The guidance, Protecting Children and Young People: the Responsibilities of All Doctors, was produced following a two-year working group chaired by senior family judge Lord Justice Thorpe after hearing evidence from a range of child protection experts.
It comes as a survey by website Netmums, which the GMC commissioned, found that 94 per cent of parents agreed that doctors had a duty to find out if a child was at risk – even when they were only treating adult patients.
Some 1,500 people responded to the survey that looked at their experiences of when their child was taken ill or injured and how they thought doctors should act if they suspected abuse or neglect.
The guidance makes clear that if doctors are treating an adult patient, they must consider whether the patient poses a risk to children or young people.
Doctors must be able to identify risk factors in a patient’s environment that might raise concerns about abuse or neglect.
They must also listen to parents and children, recognise parents’ understanding of their children and keep an open mind about the possible cause of an injury or other sign that may indicate abuse or neglect.

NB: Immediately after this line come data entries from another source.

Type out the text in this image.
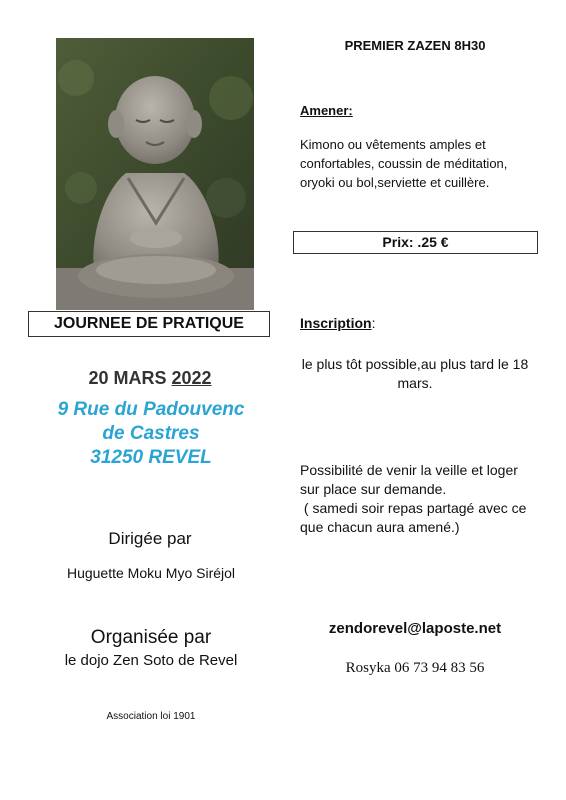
JOURNEE DE PRATIQUE
20 MARS 2022
9 Rue du Padouvenc
de Castres
31250 REVEL
Dirigée par
Huguette Moku Myo Siréjol
Organisée par
le dojo Zen Soto de Revel
Association loi 1901
PREMIER ZAZEN 8H30
Amener:
Kimono ou vêtements amples et confortables, coussin de méditation, oryoki ou bol,serviette et cuillère.
Prix: .25 €
Inscription:
le plus tôt possible,au plus tard le 18 mars.
Possibilité de venir la veille et loger sur place sur demande.
( samedi soir repas partagé avec ce que chacun aura amené.)
zendorevel@laposte.net
Rosyka 06 73 94 83 56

The GMC has also produced a short guide for parents to help them understand what they can expect from their doctor when child protection concerns are raised.
GMC chief executive Niall Dickson said: “Child protection is a difficult area of practice, complicated by uncertainty and often very emotionally challenging.
“Parents and carers need to have full confidence that if there are any issues raised about the safety of their child, their doctor will take the right course of action.
“Part and parcel of this is making sure that doctors communicate properly with both parents and children to convey any concerns they may have.
“Our new guidance will help guide doctors toward making the correct decisions in this challenging but essential area of work.”
Sally Russell, co-founder of Netmums, said: “It’s not surprising to see that almost all who responded to the survey would want their doctor to talk to them immediately if they had any such suspicions.
“It is great to see that the GMC is providing guidance on the crucial issue of child protection, and that it has underlined the importance of being open with parents.”
More than nine out of 10 parents (94 per cent) think doctors have a duty to find out if a child is at risk of abuse or neglect, the Netmums survey found.
A majority (86 per cent) said doctors should take action if they suspected a child was being neglected or abused but had no proof, the survey said.
Of these, more than half felt that doctors should raise child protection concerns with parents and the same proportion felt that doctors should talk to the child.
Almost all of the 1,500 respondents said doctors should take steps to find out whether a child was at risk if they thought the parents were abusing drugs or alcohol.